Her name (Irene Parker), her age (21), her address, her social security number, her telephone number, her insurance provider, her caseworker- it all went on the form. She tore the pink form from the bottom and took the yellow and white copies. 

Donatella looked the form over before nodding and hitting a button on her desk “Head on in, love,” she said. “Hope you have a nice wash.” She tossed Irene a key. 

Irene always woke up early after it happened, so she was one of the first to the showers. The air was muggy, nonetheless, and warm. She turned on the spray and did a rudimentary wash, trying to pull some of the leaves and twigs from her waist-length hair. 

She was warmed up and satisfied soon enough and walked out of the bathroom just as another group of young women headed in after her, chattering like a flock of birds. 

Her clothes were in the locker she had left them in the night before. She slid into them before turning the key back in and walking out. 

The parking lot was about a ten minute walk from the office, and the walking came easier with shoes and a coat. Another small station, a checkout office stood at the edge of the lot. A well groomed young man sat behind the counter. 

“Hi there!” he said, too chipper. Too bright. “Can I see your 140D?” 

“Excuse me?” Irene murmured.
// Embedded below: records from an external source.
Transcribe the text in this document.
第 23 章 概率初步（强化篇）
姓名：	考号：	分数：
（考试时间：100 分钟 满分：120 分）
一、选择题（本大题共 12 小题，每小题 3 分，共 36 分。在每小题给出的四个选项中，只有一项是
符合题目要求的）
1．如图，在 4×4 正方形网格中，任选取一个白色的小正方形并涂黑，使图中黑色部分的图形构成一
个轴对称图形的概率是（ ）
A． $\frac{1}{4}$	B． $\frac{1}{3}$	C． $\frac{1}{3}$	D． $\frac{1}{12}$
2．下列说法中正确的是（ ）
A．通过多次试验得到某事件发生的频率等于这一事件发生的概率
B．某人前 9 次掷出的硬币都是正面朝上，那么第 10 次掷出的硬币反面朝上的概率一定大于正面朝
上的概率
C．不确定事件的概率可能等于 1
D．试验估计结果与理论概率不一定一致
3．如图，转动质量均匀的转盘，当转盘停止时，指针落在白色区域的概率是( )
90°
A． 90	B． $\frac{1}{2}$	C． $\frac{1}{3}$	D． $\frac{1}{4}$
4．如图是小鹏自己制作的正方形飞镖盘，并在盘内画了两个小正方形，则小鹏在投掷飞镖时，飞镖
She hoped she looked half as murderous as she felt. 

The young man leaned forward (Jonathan, his nametag read). “The white form,” he whispered, conspiratorially. 

She fished it out of her pocket, slapped it on the counter. 

Jonathan looked at it with some great show of official nature before he reached across the booth and grabbed her car keys. 

“Thank you, Miss Parker! We at the Bureau of Lupiform Affairs hope you had a pleasant moonrise and hope to see you next month!” 

She pocketed her keys with a dark look and loped off to her aging Volvo. Sat down in the front seat for a long, long minute. She closed her eyes. Tried to grab distance. 

Her caseworker had told her she needed to stop trying to separate the two. 

“Engage with it,” she’d urged. “Don’t let it run your life, but don’t hide it. Times have changed, Irene. People with CLL are in positions of real power and are visible. Maybe try talking to more people with your condition. Be a part of your community.” 

Her caseworker wore heavy silver rings on her left hand. Used the clinical term, Cyclical Lunar Lupimorphia. 

Irene listened to the sound of her breath in her small car. She clenched and unclenched her hands around the steering wheel. 

Breathe in. Breathe out. 

Claws and teeth and fur and- 

She opened her eyes and reached across the car to the glove compartment. Shook two pills out of a bottle of aspirin she kept stashed there. Shoved the key into the ignition until the thing ground to life and her stereo flared up, a Bob Dylan song wobbling unevenly out. 

The park changed as she started to drive towards the edges. The roads became paved. The trees became less dense, and the fence surrounding the park came into sight. Signs of parks purpose disappeared and signs of the public’s disapproval appeared. Low branches on the trees disappeared and litter sprung up. Some of the groups, they liked to scatter drugged meat and chocolate and broken glass through the area, and the rangers kept it out of the zones they used but along the edges, the traps popped up like tumors. Graffiti popped up over signs for the speed limit. Satan’s Dogs. Animals. Beasts. 

The car rumbled by a sign. Seaside State Park, it read, and scrawled over it in red letters, Go To Hell Werewolves. 

She flipped off the protesters as she drove by, turned up the radio to drown out their shouting.